Kota Berkelanjutan
1. TEORI/REFERENSI TENTANG KONSEP
Pembahasan tentang pembangunan kota yang berkelanjutan tidak dapat dipisahkan dari pelaksanaan pembangunan yang berkelanjutan. Oleh karena itu, pada pembahasan kali ini akan dibahas kedua hal itu secara bersamaan. Pembangunan yang berkelanjutan menurut komisi Bruntland (World Commission on Environment) adalah pembangunan yang dapat memenuhi kebutuhan masa kini tanpa mengorbankan kemampuan generasi penerus untuk mencukupi kebutuhannya. Development that meets the needs of the present without compromising the ability of future generations to meet their own needs (WCED,1987).

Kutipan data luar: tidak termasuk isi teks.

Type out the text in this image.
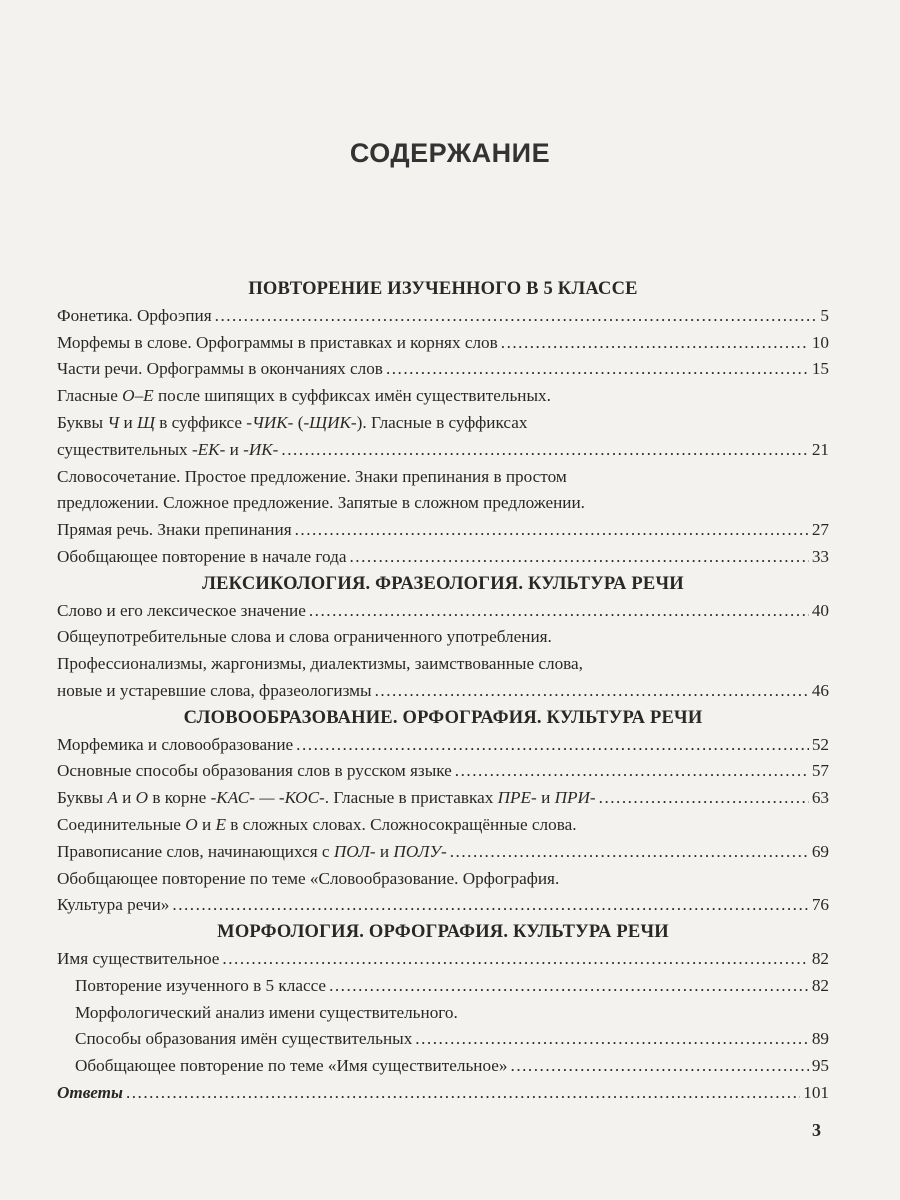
СОДЕРЖАНИЕ
ПОВТОРЕНИЕ ИЗУЧЕННОГО В 5 КЛАССЕ
Фонетика. Орфоэпия .....	5
Морфемы в слове. Орфограммы в приставках и корнях слов .....	10
Части речи. Орфограммы в окончаниях слов .....	15
Гласные О–Е после шипящих в суффиксах имён существительных.
Буквы Ч и Щ в суффиксе -ЧИК- (-ЩИК-). Гласные в суффиксах
существительных -ЕК- и -ИК- .....	21
Словосочетание. Простое предложение. Знаки препинания в простом
предложении. Сложное предложение. Запятые в сложном предложении.
Прямая речь. Знаки препинания .....	27
Обобщающее повторение в начале года .....	33
ЛЕКСИКОЛОГИЯ. ФРАЗЕОЛОГИЯ. КУЛЬТУРА РЕЧИ
Слово и его лексическое значение .....	40
Общеупотребительные слова и слова ограниченного употребления.
Профессионализмы, жаргонизмы, диалектизмы, заимствованные слова,
новые и устаревшие слова, фразеологизмы .....	46
СЛОВООБРАЗОВАНИЕ. ОРФОГРАФИЯ. КУЛЬТУРА РЕЧИ
Морфемика и словообразование .....	52
Основные способы образования слов в русском языке .....	57
Буквы А и О в корне -КАС- — -КОС-. Гласные в приставках ПРЕ- и ПРИ- .....	63
Соединительные О и Е в сложных словах. Сложносокращённые слова.
Правописание слов, начинающихся с ПОЛ- и ПОЛУ- .....	69
Обобщающее повторение по теме «Словообразование. Орфография.
Культура речи» .....	76
МОРФОЛОГИЯ. ОРФОГРАФИЯ. КУЛЬТУРА РЕЧИ
Имя существительное .....	82
Повторение изученного в 5 классе .....	82
Морфологический анализ имени существительного.
Способы образования имён существительных .....	89
Обобщающее повторение по теме «Имя существительное» .....	95
Ответы .....	101
3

Kota yang berkelanjutan adalah suatu daerah perkotaan yang mampu berkompetisi secara sukses dalam pertarungan ekonomi global dan mampu pula mempertahankan vitalitas budaya serta keserasian lingkungan. Keberlanjutan pada hakikatnya adalah suatu etik, suatu perangkat prinsip-prinsip dan pandangan kemasa depan.

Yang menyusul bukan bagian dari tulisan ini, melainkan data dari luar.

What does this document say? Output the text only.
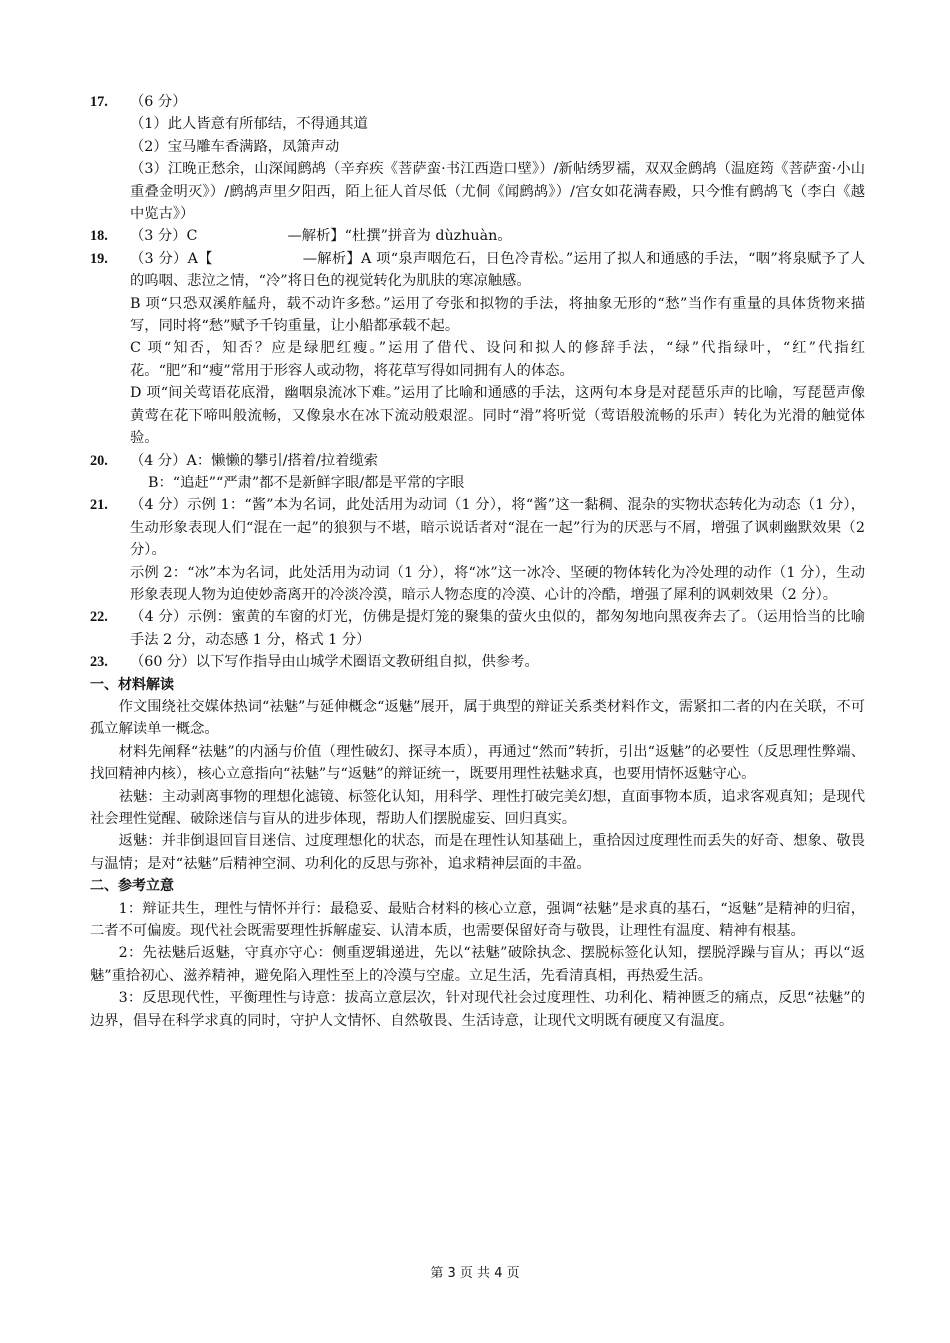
17.	（6 分）
（1）此人皆意有所郁结，不得通其道
（2）宝马雕车香满路，凤箫声动
（3）江晚正愁余，山深闻鹧鸪（辛弃疾《菩萨蛮·书江西造口壁》）/新帖绣罗襦，双双金鹧鸪（温庭筠《菩萨蛮·小山重叠金明灭》）/鹧鸪声里夕阳西，陌上征人首尽低（尤侗《闻鹧鸪》）/宫女如花满春殿，只今惟有鹧鸪飞（李白《越中览古》）
18.	（3 分）C	—解析】“杜撰”拼音为 dùzhuàn。
19.	（3 分）A【	—解析】A 项“泉声咽危石，日色冷青松。”运用了拟人和通感的手法，“咽”将泉赋予了人的呜咽、悲泣之情，“冷”将日色的视觉转化为肌肤的寒凉触感。
B 项“只恐双溪舴艋舟，载不动许多愁。”运用了夸张和拟物的手法，将抽象无形的“愁”当作有重量的具体货物来描写，同时将“愁”赋予千钧重量，让小船都承载不起。
C 项“知否，知否？应是绿肥红瘦。”运用了借代、设问和拟人的修辞手法，“绿”代指绿叶，“红”代指红花。“肥”和“瘦”常用于形容人或动物，将花草写得如同拥有人的体态。
D 项“间关莺语花底滑，幽咽泉流冰下难。”运用了比喻和通感的手法，这两句本身是对琵琶乐声的比喻，写琵琶声像黄莺在花下啼叫般流畅，又像泉水在冰下流动般艰涩。同时“滑”将听觉（莺语般流畅的乐声）转化为光滑的触觉体验。
20.	（4 分）A：懒懒的攀引/搭着/拉着缆索
B：“追赶”“严肃”都不是新鲜字眼/都是平常的字眼
21.	（4 分）示例 1：“酱”本为名词，此处活用为动词（1 分），将“酱”这一黏稠、混杂的实物状态转化为动态（1 分），生动形象表现人们“混在一起”的狼狈与不堪，暗示说话者对“混在一起”行为的厌恶与不屑，增强了讽刺幽默效果（2 分）。
示例 2：“冰”本为名词，此处活用为动词（1 分），将“冰”这一冰冷、坚硬的物体转化为冷处理的动作（1 分），生动形象表现人物为迫使妙斋离开的冷淡冷漠，暗示人物态度的冷漠、心计的冷酷，增强了犀利的讽刺效果（2 分）。
22.	（4 分）示例：蜜黄的车窗的灯光，仿佛是提灯笼的聚集的萤火虫似的，都匆匆地向黑夜奔去了。（运用恰当的比喻手法 2 分，动态感 1 分，格式 1 分）
23.	（60 分）以下写作指导由山城学术圈语文教研组自拟，供参考。
一、材料解读
作文围绕社交媒体热词“祛魅”与延伸概念“返魅”展开，属于典型的辩证关系类材料作文，需紧扣二者的内在关联，不可孤立解读单一概念。
材料先阐释“祛魅”的内涵与价值（理性破幻、探寻本质），再通过“然而”转折，引出“返魅”的必要性（反思理性弊端、找回精神内核），核心立意指向“祛魅”与“返魅”的辩证统一，既要用理性祛魅求真，也要用情怀返魅守心。
祛魅：主动剥离事物的理想化滤镜、标签化认知，用科学、理性打破完美幻想，直面事物本质，追求客观真知；是现代社会理性觉醒、破除迷信与盲从的进步体现，帮助人们摆脱虚妄、回归真实。
返魅：并非倒退回盲目迷信、过度理想化的状态，而是在理性认知基础上，重拾因过度理性而丢失的好奇、想象、敬畏与温情；是对“祛魅”后精神空洞、功利化的反思与弥补，追求精神层面的丰盈。
二、参考立意
1：辩证共生，理性与情怀并行：最稳妥、最贴合材料的核心立意，强调“祛魅”是求真的基石，“返魅”是精神的归宿，二者不可偏废。现代社会既需要理性拆解虚妄、认清本质，也需要保留好奇与敬畏，让理性有温度、精神有根基。
2：先祛魅后返魅，守真亦守心：侧重逻辑递进，先以“祛魅”破除执念、摆脱标签化认知，摆脱浮躁与盲从；再以“返魅”重拾初心、滋养精神，避免陷入理性至上的冷漠与空虚。立足生活，先看清真相，再热爱生活。
3：反思现代性，平衡理性与诗意：拔高立意层次，针对现代社会过度理性、功利化、精神匮乏的痛点，反思“祛魅”的边界，倡导在科学求真的同时，守护人文情怀、自然敬畏、生活诗意，让现代文明既有硬度又有温度。
第 3 页 共 4 页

Rutherford Platt dalam bukunya “The Ecologycal City” (1994) bahwa kehidupan alam yang alami itu penting dalam mendukung kelangsungan kota, sehingga kota dapat menjadi kota yang berkelanjutan. Kota harus berkembang terus secara berkelanjutan, melalui saling kebergantungan secara dan saling mendukung antara elemen-elemen alam dan elemen buatan manusia. Dan tidak kalah pentingnya adalah pembangunan kota bertumpu pada pertumbuhan ekonomi. Sehingga tidak jarang bahwa imbas dari kegiatan ekonomi itu lah yang menjadi hambatan dalam membangun kota yangberkelanjutan.
Salah satu komponen penting dalam perencanaan kota berkelanjutan adalah ruang terbuka. Ruang terbuka merupakan ruang yang direncanakan karena kebutuhan akan tempat pertemuan dan aktivitas bersama di udara terbuka. Ruang umum pada dasarnya merupakan suatu wadah yang dapat menampung aktivitas / kegiatan tertentu dari masyarakatnya, baik individu maupun kelompok. (Rustam Hakim, “unsur Perancangan dalam Arsitektur lansekap”,1987). Ruang terbuka merupakan wadah yang dapat menampung aktivitas tertentu dari masyarakat diwilayah tersebut. Karena itu, ruang terbuka mampunyai kontribusi yang akan diberikan kepada manusia berupa dampak uang positif.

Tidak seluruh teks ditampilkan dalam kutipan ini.